Eine Sonnenuhr ist ein "schönwetterbedingter", in der Regel ortsfester Zeitmesser, auf dem mit dem Schatten eines von der Sonne beschienenen Schattenwerfers die Zeit abgelesen werden kann. Sie ist das Produkt einer jahrtausendalten Entwicklung über immer neues Beobachten, Experimentieren, Berechnen und die Erkenntnisse daraus.

Während Sonnenuhren heute vornehmlich Schmuck und Dekoration von Gebäuden darstellen, waren sie früher wichtige Zeitanzeigen. Sie sind daher auch ein eindrucksvolles und bedeutendes Stück Technikgeschichte, demonstrieren sie doch den Erfindergeist und die Klugheit vergangener Generationen. Als Bestandteil des geschichtlichen Erbes geben sie Einblick in die Lebensabläufe früherer Generationen und einstiger Kulturepochen.


Oberhunden

Historische Sonnenuhren sind Spuren der Vergangenheit, sie zeigen in vielen Fällen mit ihren teilweise noch originalen Werkspuren die handwerklich-technischen Fertigkeiten und die z. T. hohen künstlerischen Fähigkeiten der Erbauer sowie insbesondere deren mathematisches und astronomisches Können.

Die gelegentlich zu vernehmende Behauptung, Sonnenuhren gingen falsch, ist so nicht zutreffend. Sie gehen anders, und dies ist in der historischen Entwicklung der Zeitmessung begründet.

Sonnenuhren gab es bereits in Ägypten und Griechenland ab etwa 1500 v. Chr. Dabei diente in der Regel ein Obelisk o. ä. als Schattenwerfer. Es folgten die verschiedensten Formen wie die Hohlkugelsonnenuhren in der Antike, danach vom 7. Jh. bis ins späte Mittelalter die vertikalen, meist halbkreisförmigen und in mehrere Sektoren eingeteilten Sonnenuhren mit dem im Kreismittelpunkt waagerecht vor der Uhrenfläche stehenden Stab an den Mauern von Kirchen und Klöstern. Durch den Schattenschlag auf der Skala war eine Tageseinteilung möglich, das Prinzip aller Sonnenuhren.

Gelnhausen

 

Aus dem Orient kam zu Beginn des 15. Jh. der erdachsparallele Schattenstab (Polstab), der im 18. Jh. die Sonnenuhr in Europa zu einer außergewöhnlichen Vollkommenheit gebracht hat, war es doch damit möglich, neben den genauen Stunden auch noch andere Daten von einer Sonnenuhr abzulesen.
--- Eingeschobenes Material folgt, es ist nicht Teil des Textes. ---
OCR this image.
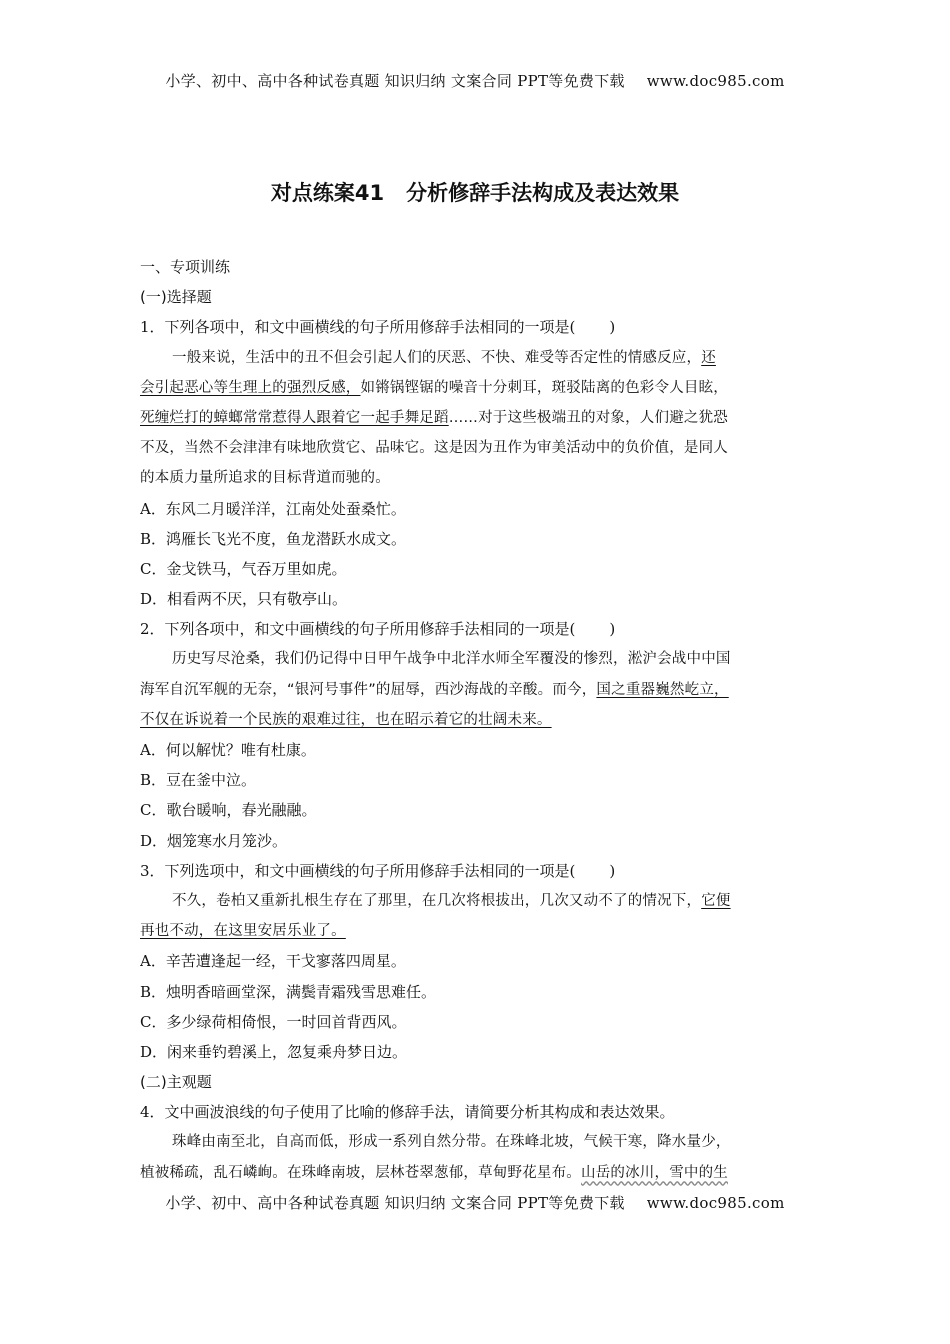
小学、初中、高中各种试卷真题 知识归纳 文案合同 PPT等免费下载 www.doc985.com
对点练案41 分析修辞手法构成及表达效果
一、专项训练
(一)选择题
1．下列各项中，和文中画横线的句子所用修辞手法相同的一项是( )
一般来说，生活中的丑不但会引起人们的厌恶、不快、难受等否定性的情感反应，还
会引起恶心等生理上的强烈反感，如锵锅铿锯的噪音十分刺耳，斑驳陆离的色彩令人目眩，
死缠烂打的蟑螂常常惹得人跟着它一起手舞足蹈……对于这些极端丑的对象，人们避之犹恐
不及，当然不会津津有味地欣赏它、品味它。这是因为丑作为审美活动中的负价值，是同人
的本质力量所追求的目标背道而驰的。
A．东风二月暖洋洋，江南处处蚕桑忙。
B．鸿雁长飞光不度，鱼龙潜跃水成文。
C．金戈铁马，气吞万里如虎。
D．相看两不厌，只有敬亭山。
2．下列各项中，和文中画横线的句子所用修辞手法相同的一项是( )
历史写尽沧桑，我们仍记得中日甲午战争中北洋水师全军覆没的惨烈，淞沪会战中中国
海军自沉军舰的无奈，“银河号事件”的屈辱，西沙海战的辛酸。而今，国之重器巍然屹立，
不仅在诉说着一个民族的艰难过往，也在昭示着它的壮阔未来。
A．何以解忧？唯有杜康。
B．豆在釜中泣。
C．歌台暖响，春光融融。
D．烟笼寒水月笼沙。
3．下列选项中，和文中画横线的句子所用修辞手法相同的一项是( )
不久，卷柏又重新扎根生存在了那里，在几次将根拔出，几次又动不了的情况下，它便
再也不动，在这里安居乐业了。
A．辛苦遭逢起一经，干戈寥落四周星。
B．烛明香暗画堂深，满鬓青霜残雪思难任。
C．多少绿荷相倚恨，一时回首背西风。
D．闲来垂钓碧溪上，忽复乘舟梦日边。
(二)主观题
4．文中画波浪线的句子使用了比喻的修辞手法，请简要分析其构成和表达效果。
珠峰由南至北，自高而低，形成一系列自然分带。在珠峰北坡，气候干寒，降水量少，
植被稀疏，乱石嶙峋。在珠峰南坡，层林苍翠葱郁，草甸野花星布。山岳的冰川，雪中的生
小学、初中、高中各种试卷真题 知识归纳 文案合同 PPT等免费下载 www.doc985.com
In der Barockzeit kamen künstlerische Formen zur Ausführung, die eine Sonnenuhr mehr und mehr auch zu einem Kunst- und Schmuckstück werden ließen, wo neben den Stunden vielfach auch das Sternzeichen, die Tagesdauer, den Sonnenauf- und Untergang und manches andere angezeigt werden konnte.

Klagenfurt

 

Auch als im späten Mittelalter die Räderuhren erfunden wurden, erfüllte die Sonnenuhr noch einen wichtigen Zweck: Sie war unentbehrlich zur Überprüfung der Genauigkeit. Erst mit zunehmender Präzision der mechanischen Uhren hatte sie ihre eigentliche Funktion eingebüßt, erst recht nach Einführung der Mitteleuropäischen Zeit (MEZ), da ohne die genaue Kenntnis der Systematik des Ablesens und der Umrechnung das Erkennen einer "gültigen" Uhrzeit jetzt nicht mehr ohne weiteres möglich war. Die "richtige" Zeitablesung von einer Sonnenuhr erforderte neben der visuellen Wahrnehmung auch geistige Arbeit und die Kenntnisse des Standortes und den tagesaktuellen Wert der sog. Zeitgleichung.

 

 

 

 

Straßburg

 

 


Die alten Sonnenuhren waren nach dem Zeitsystem der Ortszeit konstruiert, was bedeutet, dass um 12:00 Uhr die Sonne am jeweiligen Standort genau im Süden steht. Daher hatten Orte, die auf unterschiedlichen Längengraden liegen, auch unterschiedliche Zeiten.


Diese (südlichen) Ortszeit-Sonnenuhren sind u. a. daran zu erkennen, dass die Zwölf-Uhr-Mittagslinie (Meridianlinie) senkrecht unter dem Fußpunkt des Schattenstabes steht. Solche Sonnenuhren zeigen den augenblicklichen sowie den zurück- und vorausliegenden Sonnenstand an.

 

 

Lazise

 

Es gibt sie nicht, die Sonnenuhr, vielmehr existieren Sonnenuhren in einer Vielzahl unterschiedlichster Ausführungen, wo z. B. Gebetszeiten, die "temporalen" Stunden, die Zeitstunden, die Wahre Ortszeit (WOZ), die Mitteleuropäische Zeit (MEZ), die Mitteleuropäische Sommerzeit (MESZ), das Datum, die Tierkreise, die Sonnenwenden, die Tagundnachtgleichen und, je nach Konstruktion, der jahreszeitbedingte Zeitausgleich, der Zeitpunkt von Sonnenauf- und Untergang, die Stunden bis zum Sonnenauf- und Untergang, die Tag- und Nachlängen und noch so manches andere abgelesen werden kann.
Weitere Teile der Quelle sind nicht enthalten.